Весь день парень исследовал спальню, внюхивался в посторонний колючий аромат и вслушивался в полную тишину. Но после заката солнца дверной замок щелкнул с неприятным звуком и в спальню вошел Чон, одетый снова в строгие брюки и черную жилетку, плотно облегающую подкаченное тело. Двумя руками он держал большую красную коробку, которая заметно выделялась на фоне черноты комнаты и слабом освещении. Юнги молча сидел на кровати, зарывшись во все возможные одеяла, пока ждал своего наказания.
— Что это? — прервав тишину, омега решился на прямой вопрос, кивнув головой в сторону коробки.
— Твой подарок. Давай распакуешь прямо при мне, — Чон исчез в стороне гардеробной, пока Мин без помощи ножа справлялся с упаковкой.
Внутри оказалась раритетная печатная машинка, сделанная когда-то в Германии. Довольно редкий экземпляр, удачно сохранившийся до сегодняшнего дня. Омега в них не разбирался, но как-то мечтал о подобной покупке, чтобы она красовалась на рабочем столе дома. Альфа появился неожиданно, застав ничего непонимающего Мина за исследованием каждой клавиши на устройстве.
— Сегодня я показал тебе весь мир.

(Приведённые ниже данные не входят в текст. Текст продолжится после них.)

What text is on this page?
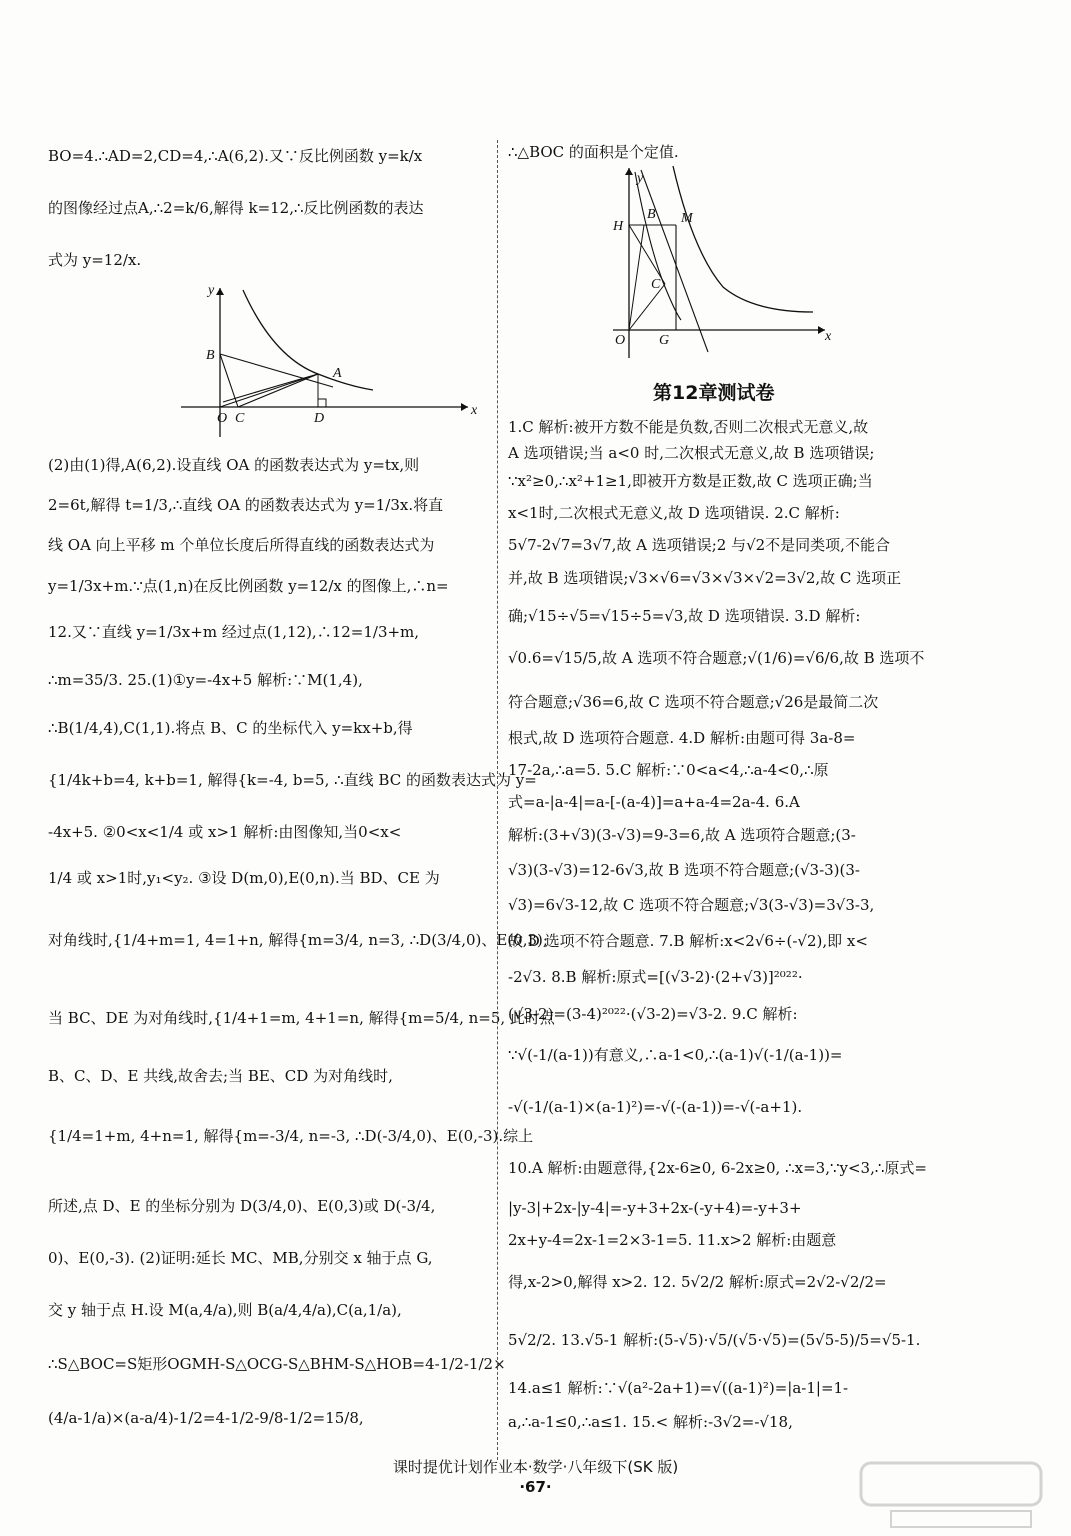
BO=4.∴AD=2,CD=4,∴A(6,2).又∵反比例函数 y=k/x
的图像经过点A,∴2=k/6,解得 k=12,∴反比例函数的表达
式为 y=12/x.
y
B
A
O C	D
x
(2)由(1)得,A(6,2).设直线 OA 的函数表达式为 y=tx,则
2=6t,解得 t=1/3,∴直线 OA 的函数表达式为 y=1/3x.将直
线 OA 向上平移 m 个单位长度后所得直线的函数表达式为
y=1/3x+m.∵点(1,n)在反比例函数 y=12/x 的图像上,∴n=
12.又∵直线 y=1/3x+m 经过点(1,12),∴12=1/3+m,
∴m=35/3. 25.(1)①y=-4x+5 解析:∵M(1,4),
∴B(1/4,4),C(1,1).将点 B、C 的坐标代入 y=kx+b,得
{1/4k+b=4, k+b=1, 解得{k=-4, b=5, ∴直线 BC 的函数表达式为 y=
-4x+5. ②0<x<1/4 或 x>1 解析:由图像知,当0<x<
1/4 或 x>1时,y₁<y₂. ③设 D(m,0),E(0,n).当 BD、CE 为
对角线时,{1/4+m=1, 4=1+n, 解得{m=3/4, n=3, ∴D(3/4,0)、E(0,3);
当 BC、DE 为对角线时,{1/4+1=m, 4+1=n, 解得{m=5/4, n=5, 此时点
B、C、D、E 共线,故舍去;当 BE、CD 为对角线时,
{1/4=1+m, 4+n=1, 解得{m=-3/4, n=-3, ∴D(-3/4,0)、E(0,-3).综上
所述,点 D、E 的坐标分别为 D(3/4,0)、E(0,3)或 D(-3/4,
0)、E(0,-3). (2)证明:延长 MC、MB,分别交 x 轴于点 G,
交 y 轴于点 H.设 M(a,4/a),则 B(a/4,4/a),C(a,1/a),
∴S△BOC=S矩形OGMH-S△OCG-S△BHM-S△HOB=4-1/2-1/2×
(4/a-1/a)×(a-a/4)-1/2=4-1/2-9/8-1/2=15/8,
∴△BOC 的面积是个定值.
y
H
B M
C
O G	x
第12章测试卷
1.C 解析:被开方数不能是负数,否则二次根式无意义,故
A 选项错误;当 a<0 时,二次根式无意义,故 B 选项错误;
∵x²≥0,∴x²+1≥1,即被开方数是正数,故 C 选项正确;当
x<1时,二次根式无意义,故 D 选项错误. 2.C 解析:
5√7-2√7=3√7,故 A 选项错误;2 与√2不是同类项,不能合
并,故 B 选项错误;√3×√6=√3×√3×√2=3√2,故 C 选项正
确;√15÷√5=√15÷5=√3,故 D 选项错误. 3.D 解析:
√0.6=√15/5,故 A 选项不符合题意;√(1/6)=√6/6,故 B 选项不
符合题意;√36=6,故 C 选项不符合题意;√26是最简二次
根式,故 D 选项符合题意. 4.D 解析:由题可得 3a-8=
17-2a,∴a=5. 5.C 解析:∵0<a<4,∴a-4<0,∴原
式=a-|a-4|=a-[-(a-4)]=a+a-4=2a-4. 6.A
解析:(3+√3)(3-√3)=9-3=6,故 A 选项符合题意;(3-
√3)(3-√3)=12-6√3,故 B 选项不符合题意;(√3-3)(3-
√3)=6√3-12,故 C 选项不符合题意;√3(3-√3)=3√3-3,
故 D 选项不符合题意. 7.B 解析:x<2√6÷(-√2),即 x<
-2√3. 8.B 解析:原式=[(√3-2)·(2+√3)]²⁰²²·
(√3-2)=(3-4)²⁰²²·(√3-2)=√3-2. 9.C 解析:
∵√(-1/(a-1))有意义,∴a-1<0,∴(a-1)√(-1/(a-1))=
-√(-1/(a-1)×(a-1)²)=-√(-(a-1))=-√(-a+1).
10.A 解析:由题意得,{2x-6≥0, 6-2x≥0, ∴x=3,∵y<3,∴原式=
|y-3|+2x-|y-4|=-y+3+2x-(-y+4)=-y+3+
2x+y-4=2x-1=2×3-1=5. 11.x>2 解析:由题意
得,x-2>0,解得 x>2. 12. 5√2/2 解析:原式=2√2-√2/2=
5√2/2. 13.√5-1 解析:(5-√5)·√5/(√5·√5)=(5√5-5)/5=√5-1.
14.a≤1 解析:∵√(a²-2a+1)=√((a-1)²)=|a-1|=1-
a,∴a-1≤0,∴a≤1. 15.< 解析:-3√2=-√18,
课时提优计划作业本·数学·八年级下(SK 版)
·67·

Тебя предупреждали, что ты мог убежать, но ты бежал не в ту сторону, необдуманно несся прочь ко мне. Теперь мир ограничен этой комнатой и тем окном, за которым сможешь сидеть днями и ночами, изучая все вокруг. Спальню ты больше никогда не покинешь, потому что пересечь границу и исчезнуть из мира, у людей пока не выходит. У меня мир чуть больше, у тебя чуть меньше, но, чтобы здесь не скучал, ты сможешь писать свои статьи каждый день, — Чонгук присел на кровать рядом с омегой, гладя теплой ладонью по грязноватым волосам и дрожащим плечам. Глаза Мина не выражали боли, но взгляд потихоньку потухал, когда сталкивался с черными зрачками напротив. Тон альфы был совершенно спокойным, будто он разговаривает с маленьким ребенком в надежде что-то ему донести. Юнги, кажется, перестал дышать. — Их ты будешь писать обо мне, каждый вечер зачитывая вслух своему единственному слушателю, потому что весь мир для тебя теперь — это я, Мин Юнги.